Banking with Bitcoin

In the above quote, Hayek is lamenting the loss of gold standard currency in the United States. In 1971 the gold standard was altered to become fiat money by the hand of the Nixon administration.

Funny enough, ever since then, wages have stagnated and productivity has risen. This, at the benefit of a few at the expense of the many. Talk about stacking the odds. For years people all over the world have experienced the economic woes that have come to plague us all since then. But as of 2009, that “sly roundabout way” that Hayek was talking about has become a reality.

Bitcoin, The Great Leveler of the Odds

I am speaking of course about Bitcoin (and by extension, other cryptocurrencies).

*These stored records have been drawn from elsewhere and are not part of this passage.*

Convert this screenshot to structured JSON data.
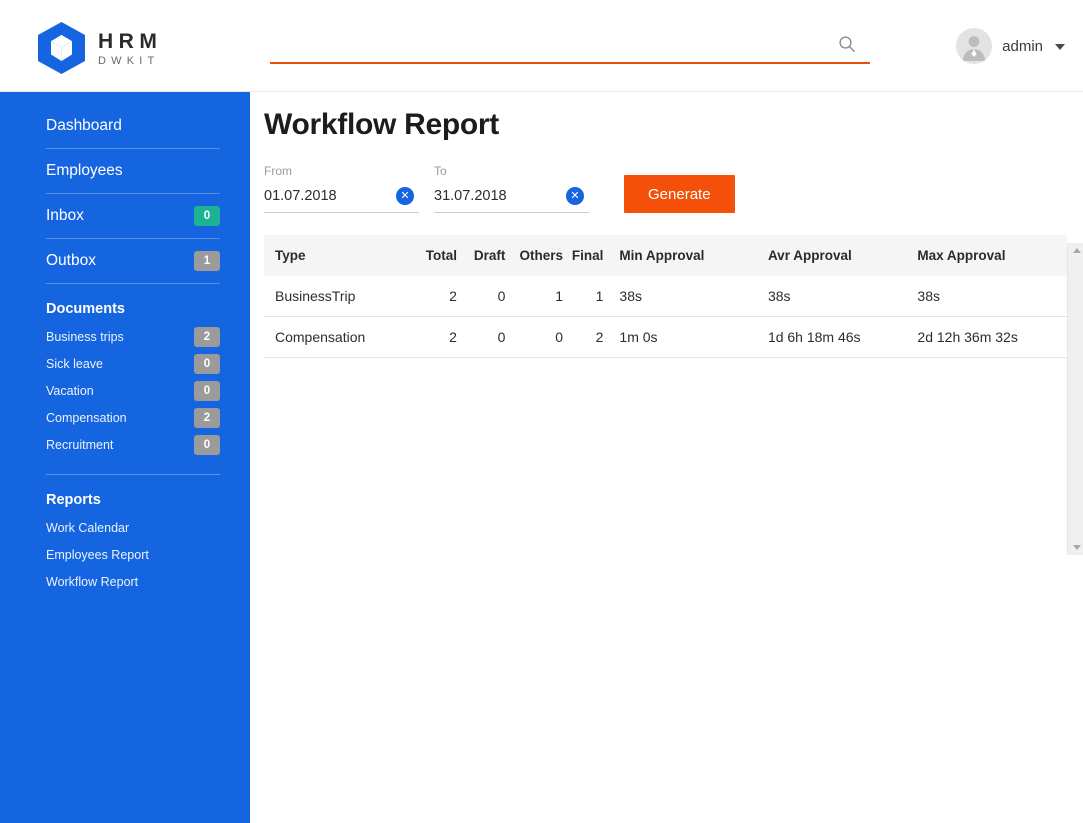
{
  "header": {
    "logo_primary": "HRM",
    "logo_secondary": "DWKIT",
    "logo_icon": "hexagon-cube-icon",
    "search": {
      "value": "",
      "placeholder": "",
      "icon": "search-icon"
    },
    "user": {
      "name": "admin",
      "avatar_icon": "user-avatar-icon",
      "caret_icon": "chevron-down-icon"
    }
  },
  "sidebar": {
    "accent_color": "#1565e0",
    "main_items": [
      {
        "label": "Dashboard",
        "badge": null,
        "badge_color": null
      },
      {
        "label": "Employees",
        "badge": null,
        "badge_color": null
      },
      {
        "label": "Inbox",
        "badge": "0",
        "badge_color": "#1bb394"
      },
      {
        "label": "Outbox",
        "badge": "1",
        "badge_color": "#9b9b9b"
      }
    ],
    "documents": {
      "title": "Documents",
      "items": [
        {
          "label": "Business trips",
          "badge": "2"
        },
        {
          "label": "Sick leave",
          "badge": "0"
        },
        {
          "label": "Vacation",
          "badge": "0"
        },
        {
          "label": "Compensation",
          "badge": "2"
        },
        {
          "label": "Recruitment",
          "badge": "0"
        }
      ]
    },
    "reports": {
      "title": "Reports",
      "items": [
        {
          "label": "Work Calendar"
        },
        {
          "label": "Employees Report"
        },
        {
          "label": "Workflow Report"
        }
      ]
    }
  },
  "main": {
    "page_title": "Workflow Report",
    "filters": {
      "from_label": "From",
      "from_value": "01.07.2018",
      "to_label": "To",
      "to_value": "31.07.2018",
      "clear_icon": "close-x-icon",
      "generate_label": "Generate",
      "generate_color": "#f4500a"
    },
    "table": {
      "columns": [
        "Type",
        "Total",
        "Draft",
        "Others",
        "Final",
        "Min Approval",
        "Avr Approval",
        "Max Approval"
      ],
      "rows": [
        {
          "type": "BusinessTrip",
          "total": "2",
          "draft": "0",
          "others": "1",
          "final": "1",
          "min_approval": "38s",
          "avr_approval": "38s",
          "max_approval": "38s"
        },
        {
          "type": "Compensation",
          "total": "2",
          "draft": "0",
          "others": "0",
          "final": "2",
          "min_approval": "1m 0s",
          "avr_approval": "1d 6h 18m 46s",
          "max_approval": "2d 12h 36m 32s"
        }
      ]
    }
  }
}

Never before have we seen in the history of humanity a means of exchange quite like it. The blockchain is slowly but surely, automating away monolithic institutions that have been ubiquitous to many nations for hundreds of years.

But who benefits from holding cryptocurrency then? Definitely not you, according to some financial experts, who have skin in the game of conventional banking and the current state of affairs. They have an interest in keeping you sitting at their poker table. If we are forced to gamble in the Casino of Capital, then we need not sit at this card table in particular. There are other tables with different rules. Ones that are maybe stacked a little better in our favor. What is tricky is that the proverbial “house” does not necessarily want you to see such an opportunity.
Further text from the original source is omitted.